Header Ads

Jumawi

SEJAK kecil aku dipanggil Jumawi. Tidak ada istimewanya nama itu. Entah sejak kapan aku bisa bermain sulap. Aku masih ingat siapa yang pertama kali aku ubah menjadi seekor kambing jantan, dengan jenggot panjang, dan tanduk yang berbelok. Ia selalu mendesakku untuk mendoakannya agar menjadi binatang. Aku bilang mana mungkin. Aku bukan nabi apalagi Tuhan. Dan sekejap mata ia berubah begitu saja. Tanpa kusebut mantera atau apa pun. Dan dua hari setelah penyulapan itu, ia mati.
Kian hari makin banyak saja orang yang mendatangiku. Sulap ini sulap itu. Sudah seperti kebun binatang saja kampung kami. Kini aku mendapat bayaran atas sulapanku yang aku sendiri belum paham sampai sekarang. Melihat tumpukan uang itu, malah membuatku semakin ngiler. Menjadi-jadilah aku berdrama ria dengan melakukan gerakan-gerakan sulap lebih profesional, agar makin mahal dibayar.
Ada satu pria yang kutaksir umurnya telah berpuluh tahun di atasku, berkacamata, berjalan dengan kaki kiri yang malas. Ia memintaku untuk mengubahnya menjadi seekor kelelawar. Jujur saja selama aku menyulap orang, tidak pernah ada binatang bersayap. Kalau tidak kambing, ya sapi, beruang, anjing, kucing, ataupun tikus. Aku takut ia tidak akan bisa menggunakan sayapnya nanti.
Dan akhirnya benar. Setelah aku menyulapnya, ia segera melompat-lompat sambil mengepakkan sayapnya. Matanya berbinar, seperti menjadi binatang adalah takdir terbaik yang ia miliki. Satu dua ia coba terbang, malah gagal. Hingga kemudian sedikit demi sedikit kakinya melayang di udara. Ia terus bersemangat terbang. Dan sekejap mata, ketika ia merasa telah tinggi di udara, ia langsung disambar elang. Kaki kirinya putus dan jatuh tepat di hadapanku. Ini adalah rekor tercepat pasienku. Dia berhasil mati paling cepat di antara orang yang berubah menjadi binatang.
Rupanya, pria kelelawar itu bukan orang sembarangan. Dia adalah bos dari binatang-binatang lainnya yang pernah aku sulap. Berita kematiannya benar-benar membuat binatang lain kegirangan. Walaupun beberapa di antara mereka juga akan mati. Dan aku mengetahui itu karena dua orang yang mengaku anak buah pria kelelawar itu menangkapku dan memasukkanku ke dalam sebuah karung.
“Jumawi namamu?”
Seorang pria bertubuh besar berdiri di hadapanku dengan sok jagoan. Bahunya lebih tinggi dari dagunya. Sombong nian pria ini.

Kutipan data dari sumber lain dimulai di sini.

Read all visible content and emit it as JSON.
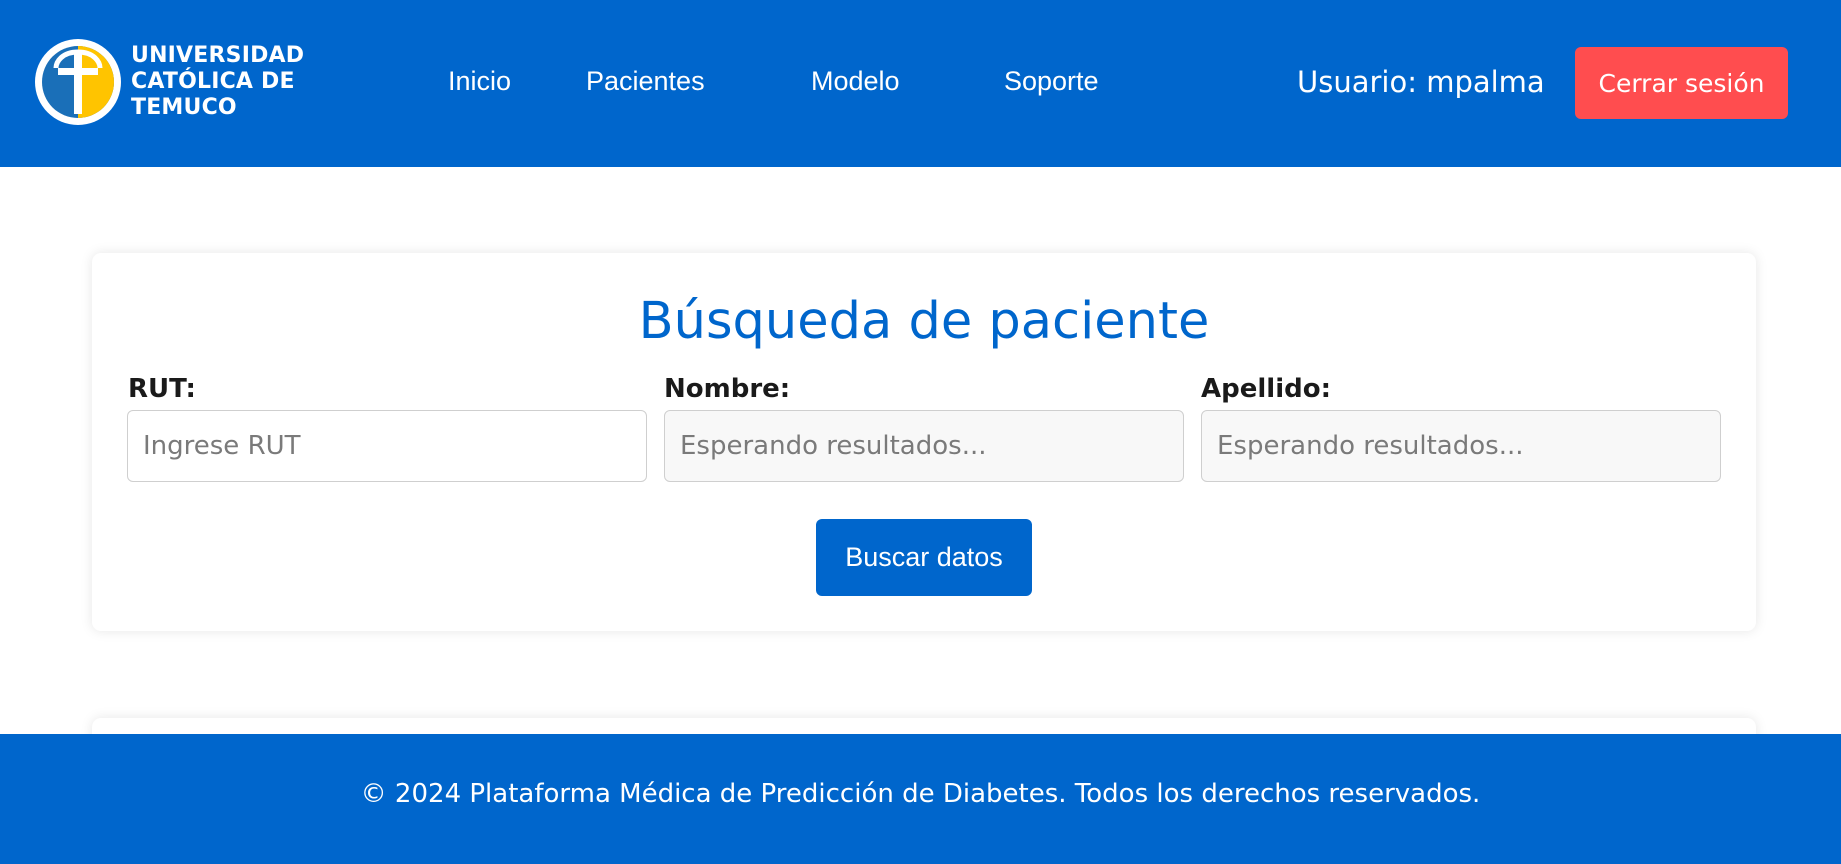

“Iya, aku di mana sekarang? Kau siapa?”
“Kau Jumawi si pesulap itu?”
Pertanyaanku tidak dijawab, malah ia yang bertanya hal yang sama lagi.
“Iya, aku Jumawi. Aku dimana sekarang?”
“Kau sekarang di penjara. Kau telah melanggar hukum desa kita.”
“Hukum desa? Memangnya menyulap orang itu melanggar hukum?” aku mulai panas. Enak sekali dia bilang aku melanggar hukum.
“Iya. Kau sudah membunuh pemimpin kita.”
Glek. Pemimpin? Apakah yang dia maksud adalah pria kelelawar itu?
“Aku tidak pernah membunuh orang,” aku membela diri.
“Tapi kau membunuh binatang yang awalnya adalah orang!”
Astaga. Aku mulai menggigil. Suara besarnya membuat jantungku menyusut sedemikian rupa. Nafasku seperti disedot paksa.
“Kau harus dihukum mati!”
“Aku mohon tuan. Jangan bunuh aku. Aku akan melakukan apapun yang tuan mau,” aku memelas, sampai-sampai menjilati sepatunya.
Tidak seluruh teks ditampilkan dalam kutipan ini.